Columbine (Aquilegia) is a very easy to grow perennial plant. I had my start with these when I bought a plant labelled “Blue Columbine” at a horticultural society plant sale one spring. That was early in my garden’s life, and somehow, over the years, I picked up another one or two, the ones I had cross-pollinated (i.e. one type mixed with another type) and now I seem to have developed a collection!
The most common one in my garden is quite a blue colour. Surprisingly, I don’t seem to have any photos of that particular type. It is very similar in shape, to this purple variety:
You can see that the blooms point downward, hanging like little bells. The height, from the ground to the top of the flowers is usually around 18”, although older plants, growing in a spot they really like, get a bit bigger.
I don’t know the proper names for any of my columbines except this one, it’s Aquilegia vulgaris var. stellata ‘Nora Barlow’:
It’s considered to have a “double” flower, meaning that it has twice as many petals as a “single” flower. This wine coloured columbine is an example of a “single” flowered type:
Columbines are considered early summer bloomers—you may not be able to make it out, but in this photo ‘Nora Barlow’ is blooming next to some tulips, finishing off their late spring show:
Normally, the flowers will keep coming for about a month. When the plant is finished blooming I cut off the flower stalks, leaving an 8″ high plant with pleasant bluish green leaves.
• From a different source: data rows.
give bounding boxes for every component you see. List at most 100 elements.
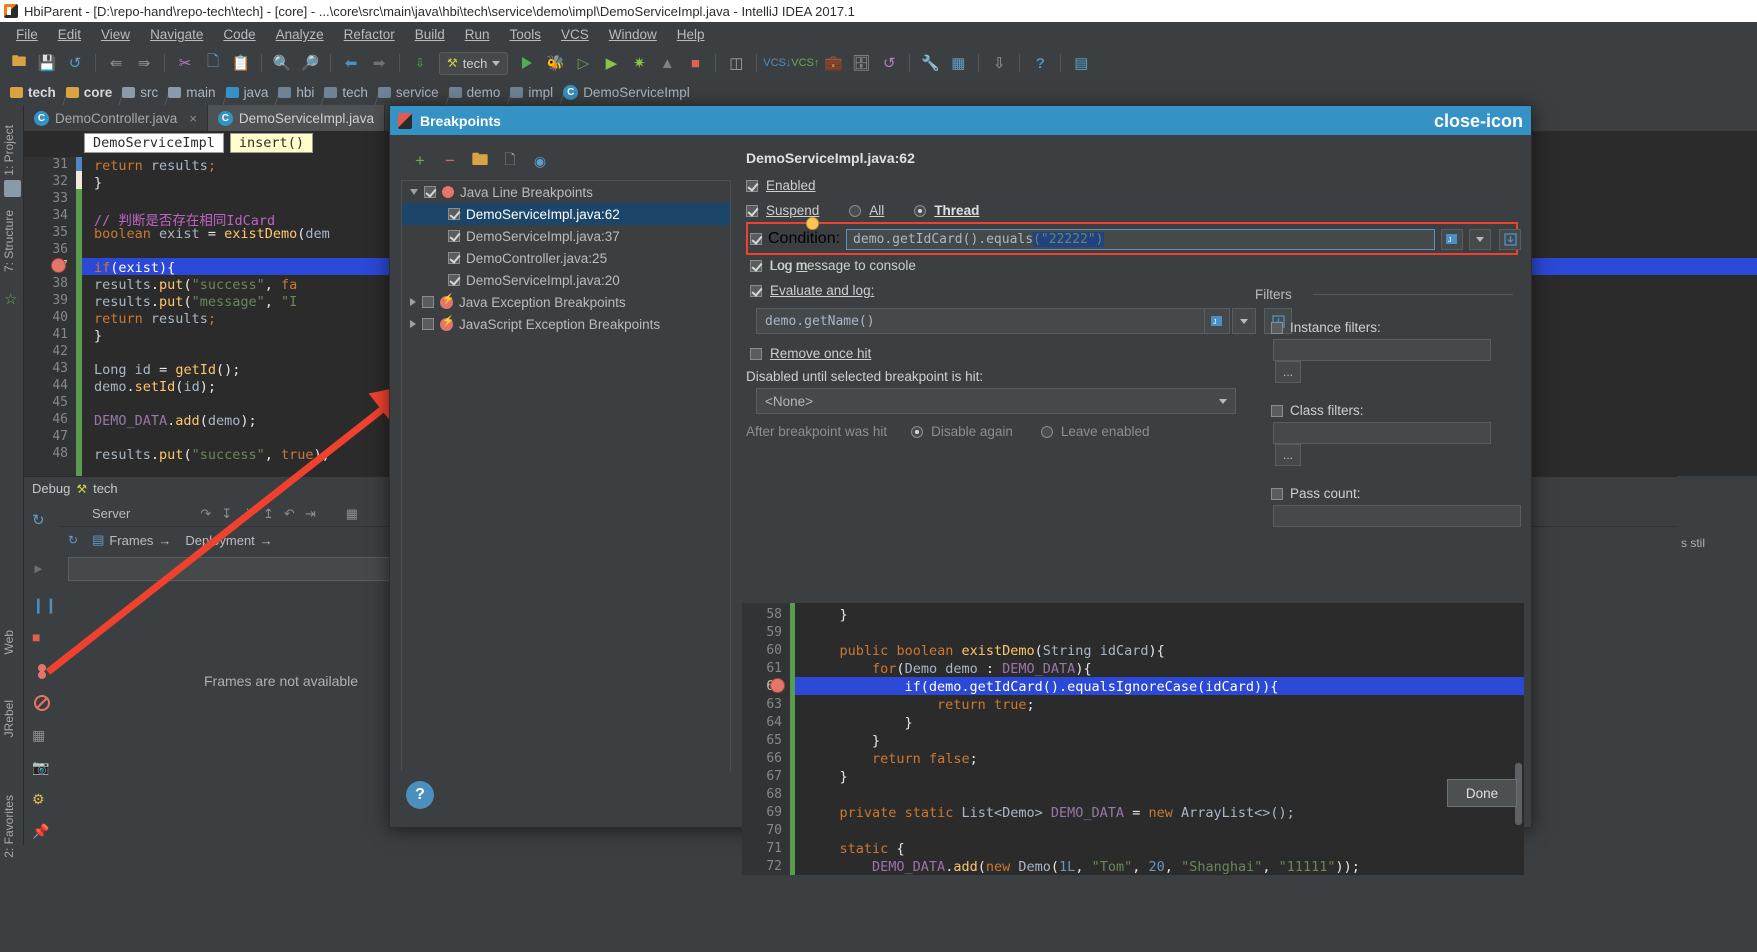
force-step-into-icon[interactable]: ⇣ — [242, 506, 253, 522]
server-tab[interactable]: Server — [68, 506, 130, 521]
copy-breakpoint-icon[interactable]: 🗋 — [501, 152, 519, 170]
disabled-until-combo[interactable]: <None> — [756, 388, 1236, 414]
breadcrumb-item-demo[interactable]: demo — [445, 85, 507, 100]
menu-file[interactable]: File — [6, 25, 48, 44]
debug-icon[interactable]: 🐝 — [542, 50, 568, 76]
settings-gear-icon[interactable]: 🔧 — [917, 50, 943, 76]
open-folder-icon[interactable]: 🖿 — [6, 50, 32, 76]
breadcrumb-item-impl[interactable]: impl — [506, 85, 559, 100]
menu-run[interactable]: Run — [455, 25, 500, 44]
group-folder-icon[interactable]: 🖿 — [471, 152, 489, 170]
class-filters-checkbox[interactable] — [1271, 405, 1283, 417]
instance-filters-input[interactable] — [1273, 339, 1491, 361]
class-filters-input[interactable] — [1273, 422, 1491, 444]
stop-icon[interactable]: ■ — [682, 50, 708, 76]
breakpoint-checkbox[interactable] — [448, 252, 460, 264]
enabled-row[interactable]: Enabled — [746, 178, 1521, 193]
step-into-icon[interactable]: ↧ — [221, 506, 232, 522]
replace-icon[interactable]: 🔎 — [297, 50, 323, 76]
stop-icon[interactable]: ■ — [32, 629, 52, 649]
vcs-diff-icon[interactable]: 🗄 — [848, 50, 874, 76]
breadcrumb-item-tech[interactable]: tech — [6, 85, 62, 100]
tree-group-java-line-breakpoints[interactable]: Java Line Breakpoints — [402, 181, 730, 203]
settings-icon[interactable]: ⚙ — [32, 791, 52, 811]
breakpoint-code-preview[interactable]: 58 59 60 61 62 63 64 65 66 67 68 69 70 7… — [742, 603, 1524, 875]
restore-layout-icon[interactable]: ▦ — [32, 727, 52, 747]
jrebel-debug-icon[interactable]: ✷ — [626, 50, 652, 76]
bookmarks-icon[interactable]: ▤ — [1068, 50, 1094, 76]
group-checkbox[interactable] — [422, 318, 434, 330]
rerun-icon[interactable]: ↻ — [32, 511, 52, 531]
vcs-commit-icon[interactable]: VCS↑ — [792, 50, 818, 76]
cut-scissors-icon[interactable]: ✂ — [172, 50, 198, 76]
breadcrumb-item-class[interactable]: CDemoServiceImpl — [559, 85, 696, 100]
paste-icon[interactable]: 📋 — [228, 50, 254, 76]
project-folder-icon[interactable] — [4, 180, 21, 197]
save-all-icon[interactable]: 💾 — [34, 50, 60, 76]
breadcrumb-item-core[interactable]: core — [62, 85, 119, 100]
condition-checkbox[interactable] — [750, 233, 762, 245]
redo-arrow-icon[interactable]: ⇛ — [131, 50, 157, 76]
tab-demoserviceimpl[interactable]: C DemoServiceImpl.java — [208, 105, 385, 131]
frames-combo[interactable] — [68, 557, 408, 581]
download-icon[interactable]: ⇩ — [986, 50, 1012, 76]
breakpoints-tree[interactable]: Java Line Breakpoints DemoServiceImpl.ja… — [401, 180, 731, 771]
vcs-update-icon[interactable]: VCS↓ — [764, 50, 790, 76]
condition-input[interactable]: demo.getIdCard().equals("22222") — [846, 229, 1435, 250]
instance-filters-checkbox[interactable] — [1271, 322, 1283, 334]
pause-icon[interactable]: ❙❙ — [32, 596, 52, 616]
breakpoint-icon[interactable] — [770, 678, 785, 693]
help-button[interactable]: ? — [406, 781, 434, 809]
sidebar-item-web[interactable]: Web — [2, 630, 16, 654]
pass-count-input[interactable] — [1273, 505, 1521, 527]
suspend-row[interactable]: Suspend All Thread — [746, 203, 1521, 218]
sidebar-item-structure[interactable]: 7: Structure — [2, 210, 16, 272]
condition-history-dropdown[interactable] — [1469, 229, 1491, 250]
refresh-icon[interactable]: ↻ — [68, 533, 78, 547]
camera-icon[interactable]: 📷 — [32, 759, 52, 779]
evaluate-checkbox[interactable] — [750, 285, 762, 297]
run-to-cursor-icon[interactable]: ⇥ — [305, 506, 316, 522]
run-icon[interactable] — [514, 50, 540, 76]
expand-editor-icon[interactable] — [1499, 229, 1521, 250]
sync-refresh-icon[interactable]: ↺ — [62, 50, 88, 76]
chevron-right-icon[interactable] — [410, 320, 416, 328]
remove-once-hit-checkbox[interactable] — [750, 348, 762, 360]
menu-help[interactable]: Help — [667, 25, 715, 44]
menu-view[interactable]: View — [91, 25, 140, 44]
menu-build[interactable]: Build — [405, 25, 455, 44]
tree-item-demoserviceimpl-62[interactable]: DemoServiceImpl.java:62 — [402, 203, 730, 225]
tree-item-democontroller-25[interactable]: DemoController.java:25 — [402, 247, 730, 269]
editor-gutter[interactable]: 31 32 33 34 35 36 37 38 39 40 41 42 43 4… — [24, 157, 76, 476]
menu-vcs[interactable]: VCS — [551, 25, 599, 44]
instance-filters-ellipsis-button[interactable]: ... — [1275, 361, 1301, 383]
jrebel-run-icon[interactable]: ▶ — [598, 50, 624, 76]
compile-icon[interactable]: ⇩ — [407, 50, 433, 76]
tree-group-java-exception-breakpoints[interactable]: Java Exception Breakpoints — [402, 291, 730, 313]
group-checkbox[interactable] — [422, 296, 434, 308]
sidebar-item-project[interactable]: 1: Project — [2, 125, 16, 176]
breadcrumb-item-tech-pkg[interactable]: tech — [320, 85, 374, 100]
breadcrumb-item-hbi[interactable]: hbi — [274, 85, 320, 100]
resume-icon[interactable]: ► — [32, 561, 52, 581]
menu-refactor[interactable]: Refactor — [334, 25, 405, 44]
tab-frames[interactable]: ▤ Frames→ — [92, 532, 171, 548]
menu-edit[interactable]: Edit — [48, 25, 91, 44]
vcs-history-icon[interactable]: 💼 — [820, 50, 846, 76]
class-filters-ellipsis-button[interactable]: ... — [1275, 444, 1301, 466]
breakpoint-checkbox[interactable] — [448, 230, 460, 242]
suspend-thread-radio[interactable] — [914, 205, 926, 217]
evaluate-history-dropdown[interactable] — [1232, 308, 1256, 334]
chevron-right-icon[interactable] — [410, 298, 416, 306]
run-configuration-selector[interactable]: ⚒ tech — [439, 52, 508, 75]
breadcrumb-item-java[interactable]: java — [222, 85, 275, 100]
copy-icon[interactable]: 🗋 — [200, 50, 226, 76]
evaluate-editor-icon[interactable]: J — [1204, 308, 1230, 334]
menu-tools[interactable]: Tools — [500, 25, 552, 44]
breadcrumb-item-service[interactable]: service — [374, 85, 445, 100]
close-icon[interactable]: × — [189, 111, 197, 126]
chevron-down-icon[interactable] — [410, 189, 418, 195]
forward-arrow-icon[interactable]: ➡ — [366, 50, 392, 76]
log-message-checkbox[interactable] — [750, 260, 762, 272]
view-breakpoints-icon[interactable] — [32, 661, 52, 681]
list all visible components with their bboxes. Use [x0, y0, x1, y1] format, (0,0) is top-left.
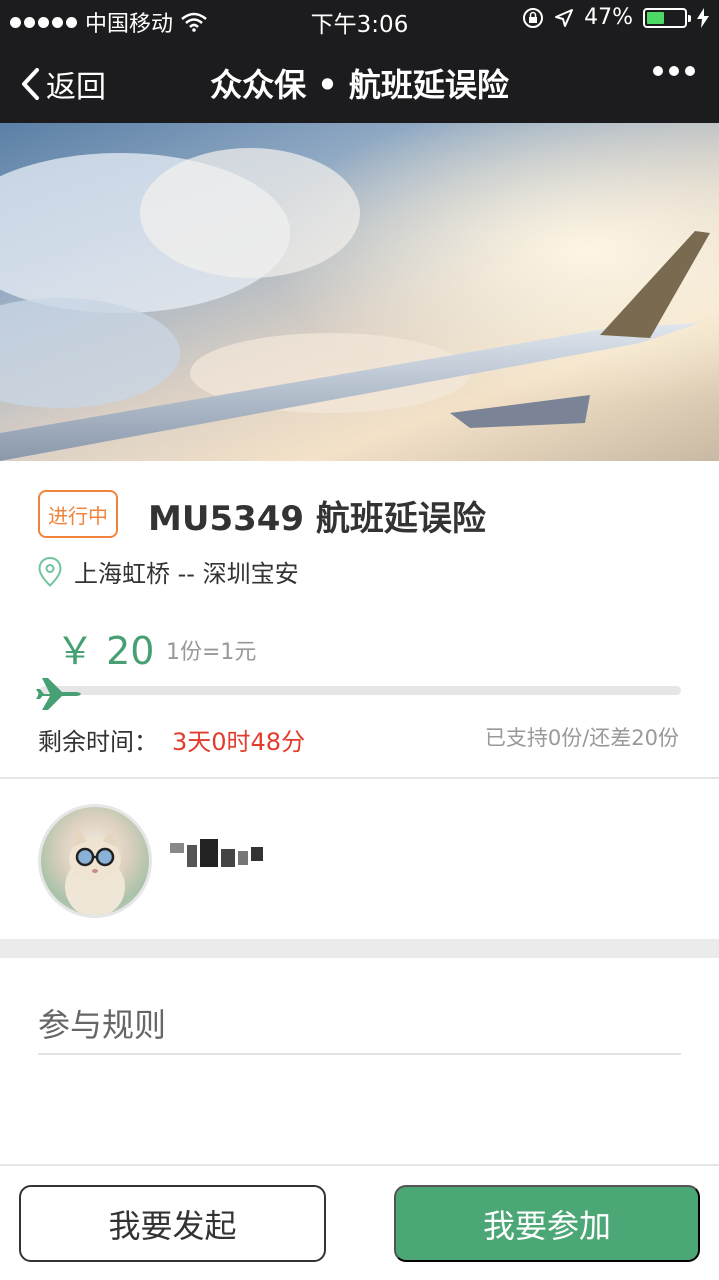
- more-menu-icon[interactable]: [653, 66, 695, 76]
- avatar[interactable]: [38, 804, 152, 918]
- route: 上海虹桥 -- 深圳宝安: [38, 554, 299, 589]
- status-right: 47%: [522, 5, 709, 30]
- participant-list: [0, 779, 719, 939]
- rules-divider: [38, 1053, 681, 1055]
- battery-icon: [643, 7, 691, 28]
- location-pin-icon: [38, 556, 62, 587]
- progress-bar: [40, 686, 681, 695]
- battery-percent: 47%: [584, 5, 633, 30]
- location-arrow-icon: [555, 8, 574, 27]
- price: ￥ 20: [56, 629, 155, 673]
- rotation-lock-icon: [523, 7, 544, 28]
- product-title: MU5349 航班延误险: [148, 499, 486, 539]
- page-title: 众众保 • 航班延误险: [210, 66, 509, 104]
- status-badge: 进行中: [38, 490, 118, 538]
- start-button[interactable]: 我要发起: [19, 1185, 326, 1262]
- airplane-wing-illustration: [0, 123, 719, 461]
- rules-title[interactable]: 参与规则: [38, 1000, 166, 1046]
- status-bar: 中国移动 下午3:06 47%: [0, 0, 719, 40]
- nav-bar: 返回 众众保 • 航班延误险: [0, 40, 719, 123]
- support-count: 已支持0份/还差20份: [484, 726, 679, 750]
- remaining-time-label: 剩余时间：: [38, 728, 158, 756]
- join-button[interactable]: 我要参加: [394, 1185, 700, 1262]
- cat-avatar-image: [65, 827, 125, 915]
- charging-icon: [697, 7, 709, 28]
- hero-image: [0, 123, 719, 461]
- airplane-icon: [36, 678, 81, 710]
- route-text: 上海虹桥 -- 深圳宝安: [74, 560, 299, 588]
- participant-name-redacted: [170, 839, 263, 867]
- section-separator: [0, 939, 719, 958]
- price-unit: 1份=1元: [166, 640, 257, 665]
- footer-actions: 我要发起 我要参加: [0, 1164, 719, 1280]
- battery-fill: [647, 11, 664, 24]
- product-info: 进行中 MU5349 航班延误险 上海虹桥 -- 深圳宝安 ￥ 20 1份=1元…: [0, 461, 719, 777]
- remaining-time-value: 3天0时48分: [172, 728, 306, 756]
Unfortunately, at least in my garden, the leaves often end up covered with little scribbles—they look like a toddler took a white crayon to them. These scribbles are from the columbine leaf miner. They are the tunnels that the larvae chew through (in, really) the leaves. This tunneling doesn’t really harm the plant, it just makes the leaves look a bit less attractive. Essentially, it’s just something you live with. I think the flowers, while they’re blooming, are beautiful enough to compensate for the fact that the foliage doesn’t look perfect later in the season.
Columbines grow well in full sun but can tolerate a spot that only gets part sun. They don’t need a lot of coddling and are winter hardy to USDA Zone 3 (i.e. you can grow them in most populated areas of Canada, except the far north). They aren’t subject to many pests and diseases, and they usually self-seed (i.e. they drop seeds one year that will then spring up as new plants the next) with interesting new cross-pollinations very easily.
However, just like with so many things, there’s one in every crowd that decides to be difficult. One of my favourite columbines is a double white one that sprung up in between the paving stones next to my neighbour’s house. Both my neighbour and I love it, but neither of us can get the seeds of this particular columbine to grow anywhere else. And because it’s growing in a crack, we can’t get at the plant to dig it up and divide it. Every year we just admire it and hope it decides to self-seed in more places.
In the meantime, I’ll continue to enjoy the other columbines that spring up through the yard. This dark beauty showed up in the garden a few years ago:
Every time it blooms I’m amazed at the rich colour. If you don’t have any columbines in your garden you should consider adding some–they’re a great and easy to grow flowering plant.